I run the example script from a page:
import dbscan
from sklearn.datasets import make_blobs
from pyspark.sql import types as T, SparkSession
from scipy.spatial import distance
spark = SparkSession \
.builder \
.appName("DBSCAN") \
.config("spark.jars.packages", "graphframes:graphframes:0.7.0-spark2.3-s_2.11") \
.config('spark.driver.host', '127.0.0.1') \
.getOrCreate()
X, labels_true = make_blobs(n_samples=750, centers=5, cluster_std=0.4, random_state=5)
data = [(i, [float(item) for item in X[i]]) for i in range(X.shape[0])]
schema = T.StructType([T.StructField("id", T.IntegerType(), False),
T.StructField("value", T.ArrayType(T.FloatType()), False)])
#please repartition appropriately
df = spark.createDataFrame(data, schema=schema).repartition(10)
df_clusters = dbscan.process(spark, df, .2, 10, distance.euclidean, 2, "checkpoint")
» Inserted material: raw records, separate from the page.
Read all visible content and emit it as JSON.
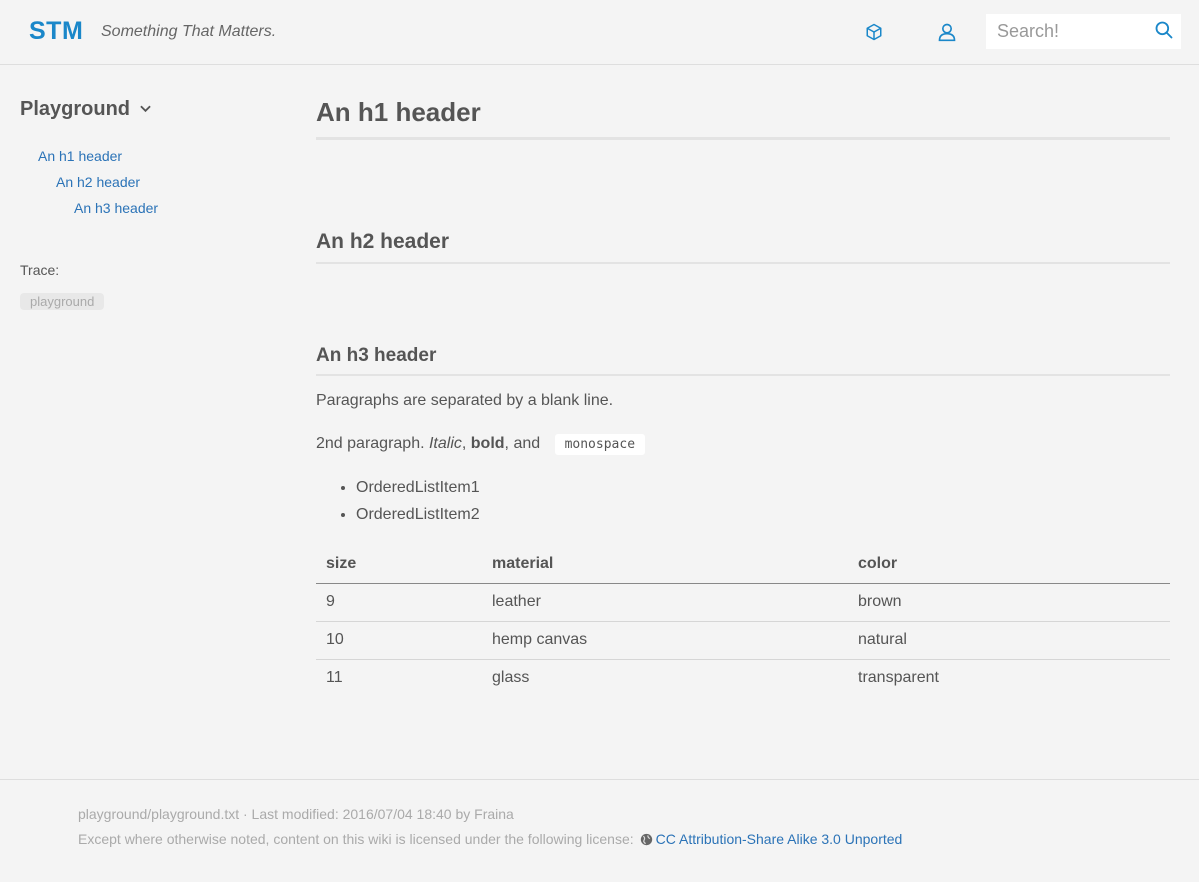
{
  "header": {
    "brand": "STM",
    "tagline": "Something That Matters.",
    "search_placeholder": "Search!",
    "icons": [
      "cube-icon",
      "user-icon",
      "search-icon"
    ],
    "accent_color": "#1a87c9"
  },
  "sidebar": {
    "title": "Playground",
    "toc": [
      {
        "label": "An h1 header",
        "level": 1
      },
      {
        "label": "An h2 header",
        "level": 2
      },
      {
        "label": "An h3 header",
        "level": 3
      }
    ],
    "trace_label": "Trace:",
    "trace_items": [
      "playground"
    ]
  },
  "content": {
    "h1": "An h1 header",
    "h2": "An h2 header",
    "h3": "An h3 header",
    "paragraph1": "Paragraphs are separated by a blank line.",
    "paragraph2": {
      "prefix": "2nd paragraph. ",
      "italic": "Italic",
      "sep1": ", ",
      "bold": "bold",
      "sep2": ", and ",
      "code": "monospace"
    },
    "list": [
      "OrderedListItem1",
      "OrderedListItem2"
    ],
    "table": {
      "headers": [
        "size",
        "material",
        "color"
      ],
      "rows": [
        [
          "9",
          "leather",
          "brown"
        ],
        [
          "10",
          "hemp canvas",
          "natural"
        ],
        [
          "11",
          "glass",
          "transparent"
        ]
      ]
    }
  },
  "footer": {
    "meta": "playground/playground.txt · Last modified: 2016/07/04 18:40 by Fraina",
    "license_prefix": "Except where otherwise noted, content on this wiki is licensed under the following license:",
    "license_link": "CC Attribution-Share Alike 3.0 Unported",
    "link_color": "#2b73b7"
  }
}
As a result, I get the following errors:
Py4JJavaError: An error occurred while calling z:org.apache.spark.api.python.PythonRDD.runJob.
and
TypeError: Too many parameters for typing.Iterable; actual 2, expected 1
Has anyone had a similar problem using this library? I would greatly appreciate any suggestions. Thank you in advance.